Temperature-sensitive poliovirus mutant fails to cleave VP0 and accumulates provirions

A temperature-sensitive mutant of poliovirus, VP2-103, was isolated and characterized. A single nucleotide change, resulting in the substitution of glutamine for arginine at amino acid 76 of the capsid protein VP2, prevented the maturation of virions at the nonpermissive temperature. Particles indistinguishable from the previously elusive provirions were observed; these particles have been proposed to be penultimate in virion morphogenesis. Cleavage of VP0 into VP2 and VP4, the products found in mature virions, was not observed in VP2-103-infected cells at the nonpermissive temperature. The cleavage of VP0 in wild-type poliovirus-infected cells is dependent on RNA packaging; this reaction has been postulated to be autocatalytic. The existence of RNA-containing provirionlike particles in VP2-103-infected cells shows that RNA packaging can be uncoupled from VP0 cleavage.

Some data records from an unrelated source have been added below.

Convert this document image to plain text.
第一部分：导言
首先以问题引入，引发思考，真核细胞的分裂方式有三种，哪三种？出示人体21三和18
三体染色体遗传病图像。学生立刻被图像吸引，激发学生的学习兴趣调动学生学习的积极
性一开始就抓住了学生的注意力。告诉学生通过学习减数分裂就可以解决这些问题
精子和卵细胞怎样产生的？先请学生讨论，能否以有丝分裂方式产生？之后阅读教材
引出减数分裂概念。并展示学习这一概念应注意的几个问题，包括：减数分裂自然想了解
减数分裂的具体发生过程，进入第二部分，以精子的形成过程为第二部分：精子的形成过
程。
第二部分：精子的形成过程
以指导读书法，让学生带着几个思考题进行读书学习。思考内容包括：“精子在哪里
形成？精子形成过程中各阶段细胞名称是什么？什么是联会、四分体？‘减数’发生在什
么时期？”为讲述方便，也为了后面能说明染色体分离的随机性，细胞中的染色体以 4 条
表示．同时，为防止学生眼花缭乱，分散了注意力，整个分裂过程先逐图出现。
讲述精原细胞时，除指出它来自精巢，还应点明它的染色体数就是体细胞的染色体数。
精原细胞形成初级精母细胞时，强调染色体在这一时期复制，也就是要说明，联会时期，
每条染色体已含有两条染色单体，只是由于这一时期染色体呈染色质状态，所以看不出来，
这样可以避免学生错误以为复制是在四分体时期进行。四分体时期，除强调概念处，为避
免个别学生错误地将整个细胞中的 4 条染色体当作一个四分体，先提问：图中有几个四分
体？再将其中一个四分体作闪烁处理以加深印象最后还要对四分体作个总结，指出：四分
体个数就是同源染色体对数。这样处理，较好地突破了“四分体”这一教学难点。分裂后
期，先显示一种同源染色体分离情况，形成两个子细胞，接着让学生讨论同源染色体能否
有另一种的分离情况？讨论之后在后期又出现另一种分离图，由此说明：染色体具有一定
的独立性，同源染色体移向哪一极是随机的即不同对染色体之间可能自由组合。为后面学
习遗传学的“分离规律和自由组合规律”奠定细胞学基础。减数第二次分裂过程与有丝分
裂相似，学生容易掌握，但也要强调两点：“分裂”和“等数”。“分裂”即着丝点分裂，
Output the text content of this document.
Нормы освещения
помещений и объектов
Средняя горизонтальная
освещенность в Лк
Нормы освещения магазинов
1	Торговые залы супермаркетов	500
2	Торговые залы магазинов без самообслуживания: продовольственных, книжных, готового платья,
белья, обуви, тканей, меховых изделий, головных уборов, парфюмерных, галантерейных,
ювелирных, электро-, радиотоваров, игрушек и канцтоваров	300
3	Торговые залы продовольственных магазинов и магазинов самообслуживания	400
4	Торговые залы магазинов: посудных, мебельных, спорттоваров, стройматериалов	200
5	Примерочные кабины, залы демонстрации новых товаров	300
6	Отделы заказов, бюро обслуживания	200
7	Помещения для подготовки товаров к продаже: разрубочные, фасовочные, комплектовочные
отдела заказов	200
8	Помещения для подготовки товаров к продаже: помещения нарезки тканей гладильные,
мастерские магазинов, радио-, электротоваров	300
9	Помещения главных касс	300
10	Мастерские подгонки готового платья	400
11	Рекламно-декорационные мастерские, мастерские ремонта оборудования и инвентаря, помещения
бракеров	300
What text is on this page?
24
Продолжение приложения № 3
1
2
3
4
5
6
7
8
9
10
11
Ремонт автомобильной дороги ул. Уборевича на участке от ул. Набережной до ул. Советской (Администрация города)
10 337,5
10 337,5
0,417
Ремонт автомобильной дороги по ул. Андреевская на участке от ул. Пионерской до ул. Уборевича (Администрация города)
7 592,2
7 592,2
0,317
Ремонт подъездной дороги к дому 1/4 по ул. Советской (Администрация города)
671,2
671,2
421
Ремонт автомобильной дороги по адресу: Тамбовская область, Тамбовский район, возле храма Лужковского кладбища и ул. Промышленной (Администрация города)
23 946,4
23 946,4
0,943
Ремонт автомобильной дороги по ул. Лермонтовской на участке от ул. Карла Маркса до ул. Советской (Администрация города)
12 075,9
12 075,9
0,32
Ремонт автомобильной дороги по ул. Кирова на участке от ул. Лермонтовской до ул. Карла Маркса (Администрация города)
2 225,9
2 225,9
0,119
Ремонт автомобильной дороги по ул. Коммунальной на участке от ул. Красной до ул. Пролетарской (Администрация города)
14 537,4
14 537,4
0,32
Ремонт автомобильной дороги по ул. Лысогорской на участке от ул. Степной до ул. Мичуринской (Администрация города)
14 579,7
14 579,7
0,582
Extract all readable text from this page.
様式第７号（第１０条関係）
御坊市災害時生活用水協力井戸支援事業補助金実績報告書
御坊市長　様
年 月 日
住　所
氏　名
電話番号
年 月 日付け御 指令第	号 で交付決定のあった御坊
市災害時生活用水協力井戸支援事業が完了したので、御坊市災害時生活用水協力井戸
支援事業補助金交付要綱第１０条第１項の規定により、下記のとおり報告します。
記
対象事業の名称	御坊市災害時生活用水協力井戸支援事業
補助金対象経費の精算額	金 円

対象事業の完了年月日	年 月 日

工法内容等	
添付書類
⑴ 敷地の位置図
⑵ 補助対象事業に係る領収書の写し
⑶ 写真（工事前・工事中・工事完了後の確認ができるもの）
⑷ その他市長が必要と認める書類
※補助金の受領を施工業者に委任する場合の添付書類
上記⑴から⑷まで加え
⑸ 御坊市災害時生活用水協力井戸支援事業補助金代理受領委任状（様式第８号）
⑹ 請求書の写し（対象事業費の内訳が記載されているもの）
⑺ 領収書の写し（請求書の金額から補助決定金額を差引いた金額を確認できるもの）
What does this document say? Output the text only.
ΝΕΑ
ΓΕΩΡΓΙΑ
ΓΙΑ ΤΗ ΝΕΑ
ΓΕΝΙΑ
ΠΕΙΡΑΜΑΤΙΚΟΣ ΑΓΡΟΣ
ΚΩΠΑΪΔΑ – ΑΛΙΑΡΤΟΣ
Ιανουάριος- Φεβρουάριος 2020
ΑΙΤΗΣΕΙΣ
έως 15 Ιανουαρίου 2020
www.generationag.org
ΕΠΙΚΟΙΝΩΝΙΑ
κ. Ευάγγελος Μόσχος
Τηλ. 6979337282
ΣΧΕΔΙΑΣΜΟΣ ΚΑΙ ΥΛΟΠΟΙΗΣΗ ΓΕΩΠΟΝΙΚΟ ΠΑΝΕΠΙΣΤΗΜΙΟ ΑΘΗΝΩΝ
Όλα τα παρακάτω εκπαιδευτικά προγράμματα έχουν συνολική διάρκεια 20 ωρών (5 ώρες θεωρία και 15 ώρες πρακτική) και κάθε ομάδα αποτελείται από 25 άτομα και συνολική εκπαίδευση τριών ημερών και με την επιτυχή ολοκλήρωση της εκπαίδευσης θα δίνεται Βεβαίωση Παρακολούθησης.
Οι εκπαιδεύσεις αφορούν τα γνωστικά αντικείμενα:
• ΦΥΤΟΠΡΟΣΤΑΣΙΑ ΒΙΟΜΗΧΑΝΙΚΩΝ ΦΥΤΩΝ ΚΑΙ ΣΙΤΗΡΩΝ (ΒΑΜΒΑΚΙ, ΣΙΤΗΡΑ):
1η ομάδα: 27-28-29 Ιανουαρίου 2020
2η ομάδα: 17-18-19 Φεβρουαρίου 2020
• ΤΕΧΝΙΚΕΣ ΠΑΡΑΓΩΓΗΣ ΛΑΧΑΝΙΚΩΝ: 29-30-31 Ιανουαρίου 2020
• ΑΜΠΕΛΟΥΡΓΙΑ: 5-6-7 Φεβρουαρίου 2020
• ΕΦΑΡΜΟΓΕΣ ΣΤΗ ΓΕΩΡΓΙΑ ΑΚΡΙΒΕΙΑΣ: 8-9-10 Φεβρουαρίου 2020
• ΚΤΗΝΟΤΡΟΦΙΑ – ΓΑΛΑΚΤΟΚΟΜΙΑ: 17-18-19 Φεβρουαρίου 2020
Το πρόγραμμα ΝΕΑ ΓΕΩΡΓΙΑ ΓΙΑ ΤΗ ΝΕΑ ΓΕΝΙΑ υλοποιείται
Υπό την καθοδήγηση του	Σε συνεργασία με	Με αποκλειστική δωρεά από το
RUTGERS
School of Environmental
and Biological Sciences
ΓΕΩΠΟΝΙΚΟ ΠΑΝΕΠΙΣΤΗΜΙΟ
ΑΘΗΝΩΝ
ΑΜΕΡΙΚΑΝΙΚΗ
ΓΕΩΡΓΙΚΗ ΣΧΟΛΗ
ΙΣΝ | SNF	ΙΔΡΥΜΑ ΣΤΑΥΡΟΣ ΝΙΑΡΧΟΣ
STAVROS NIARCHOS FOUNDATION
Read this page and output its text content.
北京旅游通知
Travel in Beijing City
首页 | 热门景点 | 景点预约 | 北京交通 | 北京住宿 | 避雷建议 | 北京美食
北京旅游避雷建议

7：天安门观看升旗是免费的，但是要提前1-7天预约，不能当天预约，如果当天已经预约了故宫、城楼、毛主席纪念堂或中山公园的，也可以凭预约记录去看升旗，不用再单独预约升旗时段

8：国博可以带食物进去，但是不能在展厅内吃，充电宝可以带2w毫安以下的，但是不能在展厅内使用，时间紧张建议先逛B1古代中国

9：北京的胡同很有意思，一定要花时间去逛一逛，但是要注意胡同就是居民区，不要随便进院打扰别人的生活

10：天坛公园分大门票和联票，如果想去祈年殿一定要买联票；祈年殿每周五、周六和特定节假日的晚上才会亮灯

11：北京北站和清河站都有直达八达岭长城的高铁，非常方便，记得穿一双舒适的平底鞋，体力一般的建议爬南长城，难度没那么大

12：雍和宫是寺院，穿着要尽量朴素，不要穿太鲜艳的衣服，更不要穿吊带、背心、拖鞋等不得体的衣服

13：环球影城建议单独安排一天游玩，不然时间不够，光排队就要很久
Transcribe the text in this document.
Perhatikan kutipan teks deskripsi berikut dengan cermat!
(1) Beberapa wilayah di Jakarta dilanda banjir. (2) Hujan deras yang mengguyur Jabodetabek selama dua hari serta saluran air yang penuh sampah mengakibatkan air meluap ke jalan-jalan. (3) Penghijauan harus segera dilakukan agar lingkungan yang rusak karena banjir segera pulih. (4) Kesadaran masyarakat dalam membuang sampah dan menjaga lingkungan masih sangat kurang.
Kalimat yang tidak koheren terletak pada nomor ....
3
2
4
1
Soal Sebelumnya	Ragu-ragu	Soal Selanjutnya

Mutations in VP1 of poliovirus specifically affect both encapsidation and release of viral RNA

The phenotypic defects of two type 1 Mahoney poliovirus mutants, termed VP1-101 and VP1-102, were caused by two different small deletions in the region of the RNA genome encoding the amino terminus of the capsid protein VP1. This portion of VP1 was unresolved in the three-dimensional structure of the poliovirion, buried within the virion, and likely to interact with the viral RNA. Both VP1-101 and VP1-102 showed a diminished ability to enter CV1 but not HeLa cells; both mutants formed plaques on CV1 and HeLa cells that were smaller than wild type. Neither the rate of binding to cells nor the rate of subsequent receptor-dependent conformational change of the mutant poliovirions was affected. However, both mutants displayed delayed kinetics of RNA release compared with wild-type virus. One of the mutants, VP1-102, also displayed a defect in viral morphogenesis: 75S empty capsids formed normally, but 150S particles that contained RNA accumulated much more slowly. We suggest that the VP1-102 mutation affects RNA encapsidation as well as RNA release, whereas the VP1-101 mutation affects only RNA release. Therefore, RNA packaging and RNA release are genetically linked but can be mutated separately in different VP1 alleles, and both processes involve the amino terminus of VP1.